My emotions with this pregnancy

I am a little over 4 weeks pregnant and the last week or so has been tough. I don't know what to do about what I'm feeling and that makes it even harder. I thought I wanted to get pregnant again right away. I was too impatient to wait any longer. But I really thought it would take a while. Our plan was to try during December and January, then to take a break during February and March. We don't want another December baby and November is pretty full. That would put us into April which is when we were going to start trying anyway. I was happy with that plan.
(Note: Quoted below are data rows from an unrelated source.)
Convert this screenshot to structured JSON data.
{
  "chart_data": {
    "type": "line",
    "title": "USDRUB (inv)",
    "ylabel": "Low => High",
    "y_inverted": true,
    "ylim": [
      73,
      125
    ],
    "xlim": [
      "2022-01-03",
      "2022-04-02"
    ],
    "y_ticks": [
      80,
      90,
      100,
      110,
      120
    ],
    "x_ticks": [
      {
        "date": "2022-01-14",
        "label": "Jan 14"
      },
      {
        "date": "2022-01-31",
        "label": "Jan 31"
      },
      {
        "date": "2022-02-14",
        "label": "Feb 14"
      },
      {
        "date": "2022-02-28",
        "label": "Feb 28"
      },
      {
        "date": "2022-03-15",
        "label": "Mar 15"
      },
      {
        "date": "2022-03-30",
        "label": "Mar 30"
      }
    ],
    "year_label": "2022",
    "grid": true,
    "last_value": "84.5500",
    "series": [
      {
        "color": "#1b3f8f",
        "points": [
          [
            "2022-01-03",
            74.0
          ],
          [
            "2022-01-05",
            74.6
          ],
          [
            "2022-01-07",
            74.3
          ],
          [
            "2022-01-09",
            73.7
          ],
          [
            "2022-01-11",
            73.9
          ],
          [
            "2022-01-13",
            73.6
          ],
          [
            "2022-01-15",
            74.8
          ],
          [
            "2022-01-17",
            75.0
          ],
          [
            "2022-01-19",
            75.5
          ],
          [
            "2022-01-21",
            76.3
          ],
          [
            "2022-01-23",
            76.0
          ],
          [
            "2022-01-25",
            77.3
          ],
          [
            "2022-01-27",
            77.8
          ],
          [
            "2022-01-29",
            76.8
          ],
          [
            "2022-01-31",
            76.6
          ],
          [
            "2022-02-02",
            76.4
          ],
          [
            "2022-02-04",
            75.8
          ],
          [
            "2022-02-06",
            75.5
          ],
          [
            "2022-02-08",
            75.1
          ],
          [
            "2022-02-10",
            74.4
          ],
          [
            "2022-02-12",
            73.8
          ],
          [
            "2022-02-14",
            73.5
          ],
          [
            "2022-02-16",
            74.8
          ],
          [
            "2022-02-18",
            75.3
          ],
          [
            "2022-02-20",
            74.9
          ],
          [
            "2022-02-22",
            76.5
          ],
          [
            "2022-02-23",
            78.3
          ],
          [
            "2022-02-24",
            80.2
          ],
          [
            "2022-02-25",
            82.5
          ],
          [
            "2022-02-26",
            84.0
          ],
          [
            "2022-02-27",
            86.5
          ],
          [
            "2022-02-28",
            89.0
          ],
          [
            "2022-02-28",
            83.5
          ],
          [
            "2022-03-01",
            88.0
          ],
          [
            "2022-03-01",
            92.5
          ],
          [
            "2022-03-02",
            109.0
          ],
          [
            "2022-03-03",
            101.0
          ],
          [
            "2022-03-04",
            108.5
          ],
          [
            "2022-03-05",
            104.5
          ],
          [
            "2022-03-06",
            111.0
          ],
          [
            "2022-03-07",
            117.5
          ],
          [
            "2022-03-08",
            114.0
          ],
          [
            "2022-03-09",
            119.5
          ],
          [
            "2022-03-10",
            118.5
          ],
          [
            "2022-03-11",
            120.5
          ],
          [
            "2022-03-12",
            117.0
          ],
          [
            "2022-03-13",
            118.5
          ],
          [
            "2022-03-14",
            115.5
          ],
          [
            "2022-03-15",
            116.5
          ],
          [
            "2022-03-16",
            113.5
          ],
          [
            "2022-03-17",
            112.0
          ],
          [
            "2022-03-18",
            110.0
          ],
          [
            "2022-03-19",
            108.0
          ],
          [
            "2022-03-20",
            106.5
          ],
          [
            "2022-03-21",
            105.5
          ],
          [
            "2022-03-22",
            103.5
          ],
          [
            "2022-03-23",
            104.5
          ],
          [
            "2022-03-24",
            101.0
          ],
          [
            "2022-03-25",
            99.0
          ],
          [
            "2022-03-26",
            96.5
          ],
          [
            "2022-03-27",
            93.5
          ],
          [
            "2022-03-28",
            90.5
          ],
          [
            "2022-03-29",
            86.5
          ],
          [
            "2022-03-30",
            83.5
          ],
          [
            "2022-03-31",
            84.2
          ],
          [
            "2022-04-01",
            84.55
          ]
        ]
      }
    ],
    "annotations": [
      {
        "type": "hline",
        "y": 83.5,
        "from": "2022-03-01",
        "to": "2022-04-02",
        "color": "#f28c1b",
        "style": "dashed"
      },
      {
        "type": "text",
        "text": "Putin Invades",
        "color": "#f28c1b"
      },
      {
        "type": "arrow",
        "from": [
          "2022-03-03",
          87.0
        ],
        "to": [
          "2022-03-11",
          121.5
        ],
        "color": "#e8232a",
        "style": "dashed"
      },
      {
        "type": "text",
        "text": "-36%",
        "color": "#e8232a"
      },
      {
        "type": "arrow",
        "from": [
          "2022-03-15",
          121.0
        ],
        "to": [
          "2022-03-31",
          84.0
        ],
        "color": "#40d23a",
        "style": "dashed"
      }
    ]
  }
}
Of course at the end of every month I've wanted to see a positive test, even before we were trying. Actually in a way I think I wanted that even after Aimee was born. But when push comes to shove I didn't expect it. I need to lose more weight. I worked so hard to lose those 30 pounds and now I'm gaining it right back. I think I want time to just be me. I've spent the last part of my life so consumed with the next step that I haven't lived. I need to find a way to take better care of myself and exercise regularly all the time. I need to find a way to be happy in my own skin. Now I feel like I can't do that how I had wanted to. It is hard enough to figure out how to work out with Aimee around. How in the world will I do it pregnant and with another baby?
 
A few days before the positive test I started feeling so moody. I've been biting Joe's head off over everything. I just want to crawl in a hole and be by myself. I know it is just my hormones but it is driving me crazy. I don't remember it being this bad last time I was pregnant. It's been a week of feeling this way and I am getting so depressed. Aimee has been really fussy and all I want is for her to sleep 24/7. All I can think is what if I am like this the whole pregnancy? I think that and just sink into myself. I haven't even told my Mom that I'm pregnant yet. I don't want to. I haven't made a doctor appointment. I just feel like I need time to get past this. I feel so bad for feeling this way. I should be excited. Everything just feels like a daunting task.

I think a big part of my disappointment is my belly. I was so gross last pregnancy. My belly never looked cute. It got so huge and half of it was fat. Now I have all this sagging skin and fat. I'm so afraid that I will never look pregnant, just fatter. Until the end when I will just be a whale. I had the breast reduction and was looking forward to being a cute pregnant person finally. But now I have this gut in the way of that. And of course my boobs seem to be growing.

I don't know what to do to stop being this way. I keep telling myself I just need to suck it up and be nice and have a good attitude. But it feels so impossible. I feel like this happened too fast. And I feel guilty for being upset. I am so lucky to have gotten pregnant so fast both times. I know so many people who would kill for that. Joe is even upset at me for feeling this way. I just don't know what to do.